Sequester Talks Have No Sign Of Progress, Obama Wants Higher Taxes
Sequester talks are apparently failing, with no sign of progress coming from the US Congress. President Obama wants higher taxes and is busy trying to incite a public outcry by warning of potential effects to the average American, but no one seems to care.
On March 1 about $85 billion in automatic spending cuts will hit both the Pentagon’s defense budget and domestic programs, which includes roughly $11 billion in cuts coming from Medicare. As a comparison, these spending cuts are a tiny 2.4 percent of the $3.6 trillion worth federal spending that comes out of $15.7 trillion generated by the American economy.
“Congress is poised to allow a series of arbitrary, automatic budget cuts to kick in that will slow our economy, eliminate good jobs and leave a lot of folks who are already pretty thinly stretched scrambling to figure out what to do. These cuts do not have to happen. Congress can turn them off anytime with just a little bit of compromise.”

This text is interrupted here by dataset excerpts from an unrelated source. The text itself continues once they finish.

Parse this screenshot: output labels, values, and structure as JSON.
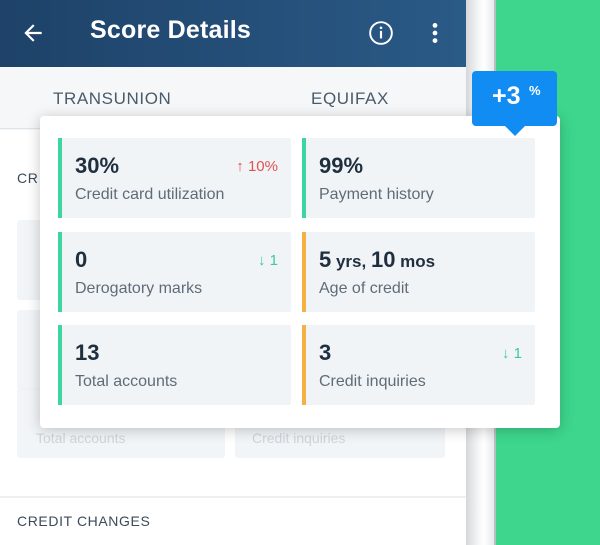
{
  "appbar": {
    "title": "Score Details"
  },
  "tabs": [
    {
      "label": "TRANSUNION"
    },
    {
      "label": "EQUIFAX"
    }
  ],
  "background": {
    "section_stub": "CR",
    "ghost_labels": [
      "Total accounts",
      "Credit inquiries"
    ],
    "credit_changes": "CREDIT CHANGES"
  },
  "badge": {
    "value": "+3",
    "unit": "%"
  },
  "factors": [
    {
      "value": "30%",
      "unit": "",
      "label": "Credit card utilization",
      "delta": "↑ 10%",
      "direction": "up",
      "accent": "#3dd6a3"
    },
    {
      "value": "99%",
      "unit": "",
      "label": "Payment history",
      "delta": "",
      "direction": "",
      "accent": "#3dd6a3"
    },
    {
      "value": "0",
      "unit": "",
      "label": "Derogatory marks",
      "delta": "↓ 1",
      "direction": "down",
      "accent": "#3dd6a3"
    },
    {
      "value": "5",
      "unit": " yrs, ",
      "value2": "10",
      "unit2": " mos",
      "label": "Age of credit",
      "delta": "",
      "direction": "",
      "accent": "#f5b243"
    },
    {
      "value": "13",
      "unit": "",
      "label": "Total accounts",
      "delta": "",
      "direction": "",
      "accent": "#3dd6a3"
    },
    {
      "value": "3",
      "unit": "",
      "label": "Credit inquiries",
      "delta": "↓ 1",
      "direction": "down",
      "accent": "#f5b243"
    }
  ]
}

Instead of allowing the sequester to trigger, President Obama wants Congress to come up with a plan that has a combination of spending cuts and higher taxes. Republicans refuse to budget on this issue and instead are drafting bills that allow Obama greater liberty in how the spending cuts will be proportioned. This means that if Obama does not want cuts to a specific area of government, then it won’t happen, but some people say that Obama already has that ability as the Executive branch of government.
As previously reported by The Inquisitr, Louisiana Gov. Bobby Jindal told reporters at a Republican Governors Association news conference that Obama is “trying to scare the American people” in order to generate a public outcry against the sequester. Rush Limbaugh felt the heat when Limbaugh said he was ashamed of the United States people. Some people are even questioning whether the debt crisis is even real or manufactured by politicians.
“While there is widespread support for trimming federal spending, when it comes to the specifics of what should be cut, clarity disappears. In not one of the 19 (!) specific areas did a majority of the sample express support for a diminishing of federal spending. (The closest was the 48 percent who favored cutting ‘aid to the world’s needy.’ So, that happened.) Somewhat amazingly, of the 19 areas Pew asked people about cutting, Americans favored increasing spending over decreasing spending in 16 of them.”
If there is a public outcry related to the sequester and the debt crisis, what do you think it should be targeting?